5
votes

For a complex real-time Apache Storm topology I need aggregates of my data (stored in CassandraDB) for some computation steps. So far the data is queried when needed with CQL (Cassandra Query Language) and aggregated in a Storm bolt. That is a bit slow, so we want to have the data needed for the aggregation cached. Two option are on the table:

  • Put the data needed in an indexed Ignite Cache and sliding-window-query it from Storm.
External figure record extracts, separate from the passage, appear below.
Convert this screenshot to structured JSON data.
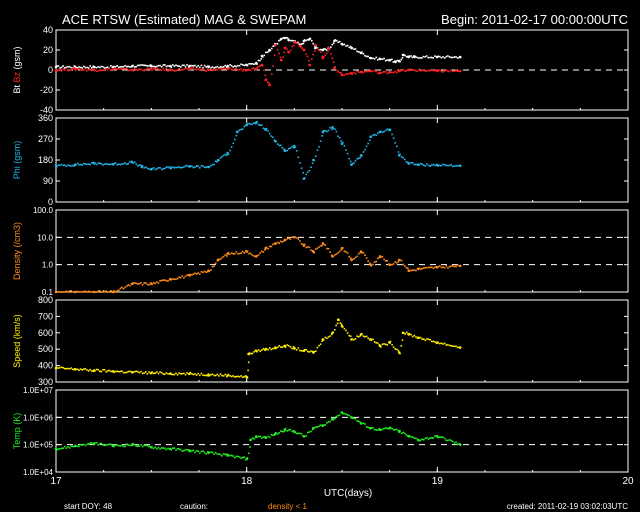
{
  "header": {
    "title": "ACE RTSW (Estimated) MAG & SWEPAM",
    "begin": "Begin: 2011-02-17 00:00:00UTC"
  },
  "footer": {
    "start_doy": "start DOY:  48",
    "caution": "caution:",
    "density_note": "density < 1",
    "created": "created: 2011-02-19 03:02:03UTC"
  },
  "colors": {
    "background": "#000000",
    "frame": "#ffffff",
    "bt": "#ffffff",
    "bz": "#ff2020",
    "phi": "#22b4e6",
    "density": "#ff8c1a",
    "speed": "#ffee00",
    "temp": "#22ee22"
  },
  "chart_data": [
    {
      "type": "scatter",
      "panel": "mag",
      "ylabel": [
        "Bt",
        "Bz",
        "(gsm)"
      ],
      "ylim": [
        -40,
        40
      ],
      "yticks": [
        "40",
        "20",
        "0",
        "-20",
        "-40"
      ],
      "reference_lines": [
        0
      ],
      "series": [
        {
          "name": "Bt",
          "color": "#ffffff",
          "x": [
            17.0,
            17.1,
            17.2,
            17.3,
            17.4,
            17.5,
            17.6,
            17.7,
            17.8,
            17.9,
            18.0,
            18.05,
            18.08,
            18.12,
            18.15,
            18.18,
            18.2,
            18.22,
            18.25,
            18.28,
            18.3,
            18.33,
            18.36,
            18.4,
            18.43,
            18.46,
            18.5,
            18.55,
            18.6,
            18.65,
            18.7,
            18.75,
            18.78,
            18.8,
            18.82,
            18.85,
            18.88,
            19.0,
            19.12
          ],
          "y": [
            3,
            3,
            3,
            3,
            4,
            4,
            4,
            4,
            3,
            4,
            5,
            7,
            14,
            20,
            26,
            31,
            32,
            30,
            28,
            25,
            29,
            31,
            22,
            20,
            22,
            29,
            26,
            22,
            17,
            12,
            11,
            10,
            8,
            9,
            15,
            13,
            13,
            13,
            13
          ]
        },
        {
          "name": "Bz",
          "color": "#ff2020",
          "x": [
            17.0,
            17.1,
            17.2,
            17.3,
            17.4,
            17.5,
            17.6,
            17.7,
            17.8,
            17.9,
            18.0,
            18.05,
            18.08,
            18.1,
            18.12,
            18.15,
            18.18,
            18.2,
            18.22,
            18.25,
            18.28,
            18.3,
            18.33,
            18.36,
            18.4,
            18.43,
            18.46,
            18.5,
            18.55,
            18.6,
            18.65,
            18.7,
            18.75,
            18.8,
            18.85,
            19.0,
            19.12
          ],
          "y": [
            0,
            1,
            0,
            1,
            0,
            1,
            0,
            1,
            0,
            1,
            0,
            1,
            5,
            -10,
            -15,
            25,
            10,
            22,
            18,
            28,
            24,
            20,
            5,
            25,
            12,
            22,
            2,
            -5,
            -3,
            -2,
            -1,
            -3,
            -2,
            -1,
            0,
            -1,
            -1
          ]
        }
      ]
    },
    {
      "type": "scatter",
      "panel": "phi",
      "ylabel": [
        "Phi (gsm)"
      ],
      "ylim": [
        0,
        360
      ],
      "yticks": [
        "360",
        "270",
        "180",
        "90",
        "0"
      ],
      "series": [
        {
          "name": "Phi",
          "color": "#22b4e6",
          "x": [
            17.0,
            17.1,
            17.2,
            17.3,
            17.4,
            17.45,
            17.5,
            17.6,
            17.7,
            17.8,
            17.85,
            17.9,
            17.95,
            18.0,
            18.05,
            18.1,
            18.15,
            18.2,
            18.25,
            18.3,
            18.35,
            18.4,
            18.45,
            18.5,
            18.55,
            18.6,
            18.65,
            18.7,
            18.75,
            18.8,
            18.85,
            18.9,
            19.0,
            19.12
          ],
          "y": [
            155,
            160,
            165,
            162,
            170,
            150,
            140,
            148,
            152,
            150,
            180,
            210,
            300,
            330,
            340,
            310,
            260,
            220,
            240,
            100,
            180,
            300,
            320,
            250,
            160,
            200,
            280,
            300,
            310,
            200,
            165,
            160,
            158,
            155
          ]
        }
      ]
    },
    {
      "type": "scatter",
      "panel": "density",
      "ylabel": [
        "Density (/cm3)"
      ],
      "yscale": "log",
      "ylim": [
        0.1,
        100
      ],
      "yticks": [
        "100.0",
        "10.0",
        "1.0",
        "0.1"
      ],
      "reference_lines": [
        1,
        10
      ],
      "series": [
        {
          "name": "Density",
          "color": "#ff8c1a",
          "x": [
            17.0,
            17.1,
            17.2,
            17.3,
            17.4,
            17.5,
            17.6,
            17.7,
            17.8,
            17.85,
            17.9,
            18.0,
            18.05,
            18.1,
            18.15,
            18.2,
            18.25,
            18.3,
            18.35,
            18.4,
            18.45,
            18.5,
            18.55,
            18.6,
            18.65,
            18.7,
            18.75,
            18.8,
            18.85,
            18.9,
            19.0,
            19.12
          ],
          "y": [
            0.1,
            0.1,
            0.1,
            0.1,
            0.2,
            0.2,
            0.3,
            0.4,
            0.6,
            1.5,
            2.5,
            3.0,
            2.0,
            4.0,
            6.0,
            8.0,
            10.0,
            5.0,
            3.0,
            6.0,
            2.0,
            4.0,
            1.5,
            3.0,
            1.0,
            2.0,
            1.0,
            1.5,
            0.6,
            0.7,
            0.8,
            0.9
          ]
        }
      ]
    },
    {
      "type": "scatter",
      "panel": "speed",
      "ylabel": [
        "Speed (km/s)"
      ],
      "ylim": [
        300,
        800
      ],
      "yticks": [
        "800",
        "700",
        "600",
        "500",
        "400",
        "300"
      ],
      "series": [
        {
          "name": "Speed",
          "color": "#ffee00",
          "x": [
            17.0,
            17.1,
            17.2,
            17.3,
            17.4,
            17.5,
            17.6,
            17.7,
            17.8,
            17.9,
            18.0,
            18.01,
            18.05,
            18.1,
            18.15,
            18.2,
            18.25,
            18.3,
            18.35,
            18.4,
            18.45,
            18.48,
            18.5,
            18.55,
            18.6,
            18.65,
            18.7,
            18.75,
            18.8,
            18.82,
            18.85,
            18.9,
            19.0,
            19.12
          ],
          "y": [
            385,
            378,
            370,
            365,
            360,
            355,
            352,
            350,
            345,
            340,
            330,
            470,
            490,
            500,
            510,
            520,
            505,
            490,
            480,
            560,
            600,
            680,
            640,
            560,
            590,
            560,
            520,
            540,
            480,
            600,
            590,
            570,
            540,
            510
          ]
        }
      ]
    },
    {
      "type": "scatter",
      "panel": "temp",
      "ylabel": [
        "Temp (K)"
      ],
      "yscale": "log",
      "ylim": [
        10000,
        10000000
      ],
      "yticks": [
        "1.0E+07",
        "1.0E+06",
        "1.0E+05",
        "1.0E+04"
      ],
      "reference_lines": [
        100000,
        1000000
      ],
      "x_ticks": [
        "17",
        "18",
        "19",
        "20"
      ],
      "xlim": [
        17,
        20
      ],
      "xlabel": "UTC(days)",
      "series": [
        {
          "name": "Temp",
          "color": "#22ee22",
          "x": [
            17.0,
            17.1,
            17.2,
            17.3,
            17.4,
            17.5,
            17.6,
            17.7,
            17.8,
            17.9,
            18.0,
            18.02,
            18.05,
            18.1,
            18.15,
            18.2,
            18.25,
            18.3,
            18.35,
            18.4,
            18.45,
            18.5,
            18.55,
            18.6,
            18.65,
            18.7,
            18.75,
            18.8,
            18.85,
            18.9,
            19.0,
            19.12
          ],
          "y": [
            70000,
            90000,
            110000,
            90000,
            100000,
            80000,
            70000,
            60000,
            50000,
            40000,
            30000,
            150000,
            200000,
            180000,
            250000,
            350000,
            300000,
            200000,
            400000,
            500000,
            900000,
            1500000,
            1000000,
            600000,
            400000,
            350000,
            400000,
            300000,
            200000,
            150000,
            200000,
            100000
          ]
        }
      ]
    }
  ]
}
In this case we would only need one Cache and use different queries, depending on the aggregation.
  • Put the data in Cassandras in-memory, off-heap cache.

Argument for Ignite: We only need one indexed cache, while we would need one Cassandra table for each aggregation, for fast access. (Also ACID, but obviously we already live with CAP, so not a strong argument for our architects.)

Argument for Cassandra: We don't need to introduce a new technology.

But: What about speed? How fast would an indexed Ignite cache be compared to an optimized (= own table for each query) in-memory Cassandra?

1

1 Answers

0
votes

I believe that in-memory indexed SQL in Ignite would be faster than Cassandra CQL queries. Apache Ignite is ANSI-99 SQL compatible, so you should be able to do all sorts of aggregations, joins, order by, group by, etc.

I will raise a point within the Ignite community to see if Cassandra CQL could be benchmarked against Ignite SQL. When done, will post the results here.